There are five ways that even the best marketing strategies get derailed. Let’s talk about how to fix them.
There are a lot of moving pieces to your marketing strategy. What ties them all together is your plan.
Planning is the foundation that everything else is built upon, so if you get it wrong, there can (and will) be many cascading consequences. But, if you get it right, you’ve got a really well-aligned team and are on track to hit your targets.
We’re sharing insights from conversations with our customers about five too-common blockers that derail your marketing strategy and how you can fix them.
You’re not speaking the same language
When it’s time to execute your marketing strategy, it will be chaos if people are working from different definitions. And when it comes time to report on your performance, it will mean nothing.
This is (unfortunately) a large problem within marketing teams. As a former Forrester and SiriusDecisions analyst, Cheri Hulse, VP of strategy and research at ON24, knows exactly how powerful alignment on language and terminology can be. In fact, it’s now part of the onboarding process for marketers joining ON24 to become well-versed in the taxonomy they’re expected to use.
But it doesn’t end with the marketing department. For FARO, their consistent language and process was connected to creating a clearly defined lead process workflow between marketing and sales. They aligned on each key term, the definition, and the source of truth where that data would come from. While taxonomy and language can seem insignificant, clearing up those definitions was a critical foundation layer for Faro’s award-winning revenue transformation, which led to a 93% increase in marketing-sourced revenue, with marketing spend cut nearly in half.

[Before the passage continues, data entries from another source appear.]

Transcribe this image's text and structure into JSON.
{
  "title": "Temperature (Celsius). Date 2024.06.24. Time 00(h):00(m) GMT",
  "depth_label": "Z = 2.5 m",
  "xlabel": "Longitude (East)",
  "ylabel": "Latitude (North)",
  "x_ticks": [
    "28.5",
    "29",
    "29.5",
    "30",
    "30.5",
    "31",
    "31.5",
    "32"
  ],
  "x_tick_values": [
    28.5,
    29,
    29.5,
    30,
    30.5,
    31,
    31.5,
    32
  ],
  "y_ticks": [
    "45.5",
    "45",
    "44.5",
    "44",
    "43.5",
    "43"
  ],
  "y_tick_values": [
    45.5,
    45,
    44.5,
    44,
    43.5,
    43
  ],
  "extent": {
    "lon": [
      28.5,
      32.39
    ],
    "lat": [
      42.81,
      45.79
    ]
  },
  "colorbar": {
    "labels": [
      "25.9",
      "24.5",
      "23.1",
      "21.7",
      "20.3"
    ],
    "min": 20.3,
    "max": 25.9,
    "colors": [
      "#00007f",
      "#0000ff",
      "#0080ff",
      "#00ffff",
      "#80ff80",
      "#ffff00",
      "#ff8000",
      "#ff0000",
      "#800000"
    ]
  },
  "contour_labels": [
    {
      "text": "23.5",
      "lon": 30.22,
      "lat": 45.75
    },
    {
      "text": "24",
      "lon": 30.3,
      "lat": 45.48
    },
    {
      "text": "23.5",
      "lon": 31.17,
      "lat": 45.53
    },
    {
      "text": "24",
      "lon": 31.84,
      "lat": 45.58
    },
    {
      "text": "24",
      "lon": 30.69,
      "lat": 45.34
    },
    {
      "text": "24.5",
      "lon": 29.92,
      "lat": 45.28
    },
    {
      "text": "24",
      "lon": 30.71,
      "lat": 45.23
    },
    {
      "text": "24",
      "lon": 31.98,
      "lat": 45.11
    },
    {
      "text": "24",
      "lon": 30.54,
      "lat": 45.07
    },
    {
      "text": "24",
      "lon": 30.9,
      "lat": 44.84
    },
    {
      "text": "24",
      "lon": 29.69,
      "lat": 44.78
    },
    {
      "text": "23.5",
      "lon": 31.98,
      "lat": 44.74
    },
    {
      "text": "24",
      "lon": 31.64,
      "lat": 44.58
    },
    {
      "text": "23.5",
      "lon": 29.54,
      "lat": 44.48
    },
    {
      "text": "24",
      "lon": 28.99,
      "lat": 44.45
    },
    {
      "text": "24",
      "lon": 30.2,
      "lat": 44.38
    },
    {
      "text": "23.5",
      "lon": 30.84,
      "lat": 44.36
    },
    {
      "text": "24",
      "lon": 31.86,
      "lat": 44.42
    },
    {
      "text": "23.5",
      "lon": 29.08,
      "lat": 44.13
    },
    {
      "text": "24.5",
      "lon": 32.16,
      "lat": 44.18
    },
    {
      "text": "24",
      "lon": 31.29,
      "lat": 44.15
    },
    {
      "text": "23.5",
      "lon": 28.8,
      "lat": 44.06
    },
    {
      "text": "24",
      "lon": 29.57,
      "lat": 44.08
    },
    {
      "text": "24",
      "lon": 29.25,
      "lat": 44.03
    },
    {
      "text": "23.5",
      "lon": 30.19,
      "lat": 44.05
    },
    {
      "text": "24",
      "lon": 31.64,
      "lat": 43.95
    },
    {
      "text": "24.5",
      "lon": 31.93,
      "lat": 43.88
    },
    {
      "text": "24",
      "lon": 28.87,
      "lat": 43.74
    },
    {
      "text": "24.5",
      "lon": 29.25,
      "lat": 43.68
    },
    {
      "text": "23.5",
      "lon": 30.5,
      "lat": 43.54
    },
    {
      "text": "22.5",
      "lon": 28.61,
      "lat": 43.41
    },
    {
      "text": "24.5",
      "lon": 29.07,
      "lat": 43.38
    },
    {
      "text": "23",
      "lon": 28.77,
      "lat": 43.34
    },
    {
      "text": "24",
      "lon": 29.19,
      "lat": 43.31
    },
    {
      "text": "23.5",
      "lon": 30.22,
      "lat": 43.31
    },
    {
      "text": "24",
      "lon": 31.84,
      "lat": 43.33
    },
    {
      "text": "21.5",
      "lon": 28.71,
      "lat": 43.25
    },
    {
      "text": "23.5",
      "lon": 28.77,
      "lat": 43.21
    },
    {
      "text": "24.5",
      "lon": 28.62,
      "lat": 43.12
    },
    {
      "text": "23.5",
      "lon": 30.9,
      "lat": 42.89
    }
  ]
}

Your planning process doesn’t align to corporate goals
Strategic alignment starts at the top; it’s important that marketing plans are relevant to corporate goals. This means an integrated planning process that takes into account your three-year strategy, annual marketing operational planning, and the “always-on” activities.
Marc McNabb, VP of marketing operations and strategy at Hyland Software, shares his planning processes for enterprise marketing organizations that were honed from his years at Siemens and SAP.
Setting your three-year strategy starts by forecasting where you think marketing is going as a discipline against your company’s three-year plan and vision. A good place to look for trends around marketing best practices is an analyst firm like IDC or Forrester, or CMO surveys.
The three-year strategy feeds your annual marketing operational plan, which is also aligned to the corporate goals for the year. This is where you start to break down go-to-market campaigns based on industries and audiences. Alongside the annual marketing operational plan are ongoing activities like paid ads or nurture programs. These activities can be mapped out for the next six months to prioritize the campaigns within each segment. At your quarterly performance reviews, these can be adjusted and optimized based on market trends or the company’s performance.
There’s no feedback loop for your marketing strategy
It’s standard for marketing strategy to come from the top-down. That in itself isn’t the problem. The problem is not incorporating bottom-up feedback.
The last thing you want to do is plan a quarter’s worth of activities that don’t drive the kind of results you were looking for as a company.
It has to be a dialogue; your marketing strategy will fail if it’s a one-way conversation. Because while strategy comes from the top, pivots to your plan come from the bottom. Ignoring feedback from marketers on the ground, who understand what works in their markets and geographies, is the fastest way for plans to drift off course and off target.
Your performance review cadence is wrong
In this climate, no marketing plan survives its first activity. Annual planning may still be around, but most marketing organizations are iterating on their plan every quarter.
However, reviewing campaign performance at only a quarterly rate isn’t frequent enough. Any given month can be marked by several events and learnings that necessitate a pivot as the realities of marketing execution come to bear.
Checking in once a quarter leaves too much space for missed opportunities or plans drifting when you’re working at a large organization. While you should definitely keep an in-depth quarterly review on the calendar with executives and cross-functional peers, you should augment those with lighter, monthly plan reviews based on the learnings from the previous month.
These monthly meetings are a great time to identify what’s working and what’s not. It’s a good time to check how you’re performing against targets for the quarter, and how marketing is contributing to sales segments. Then look at new opportunities in the market and consider how to pivot to take advantage of them.
The quarterly meetings are when you should take a holistic view of the business with cross-functional peers like sales review campaign performance to see if they are meeting their objectives. This is the time to assess any issues and identify how to change or update your marketing strategy to address them.
You’re investing in tech, but not the processes
Many marketing teams’ planning is simply done in a spreadsheet or an Excel document. Marketers seem to accept that the status quo for planning and budgeting is 26 different spreadsheet and PowerPoint decks that are maintained and used to varying degrees.
As marketers, we can get used to doing more with less, but that doesn’t need to be the case. Investing in making planning better and more efficient will make your marketing organization and the individuals much more productive.
It’s critical that people understand why there’s a process and why there’s a need to codify and formalize things. Once that understanding and acceptance clicks, it becomes much easier to get activities and campaigns off the ground and running fast.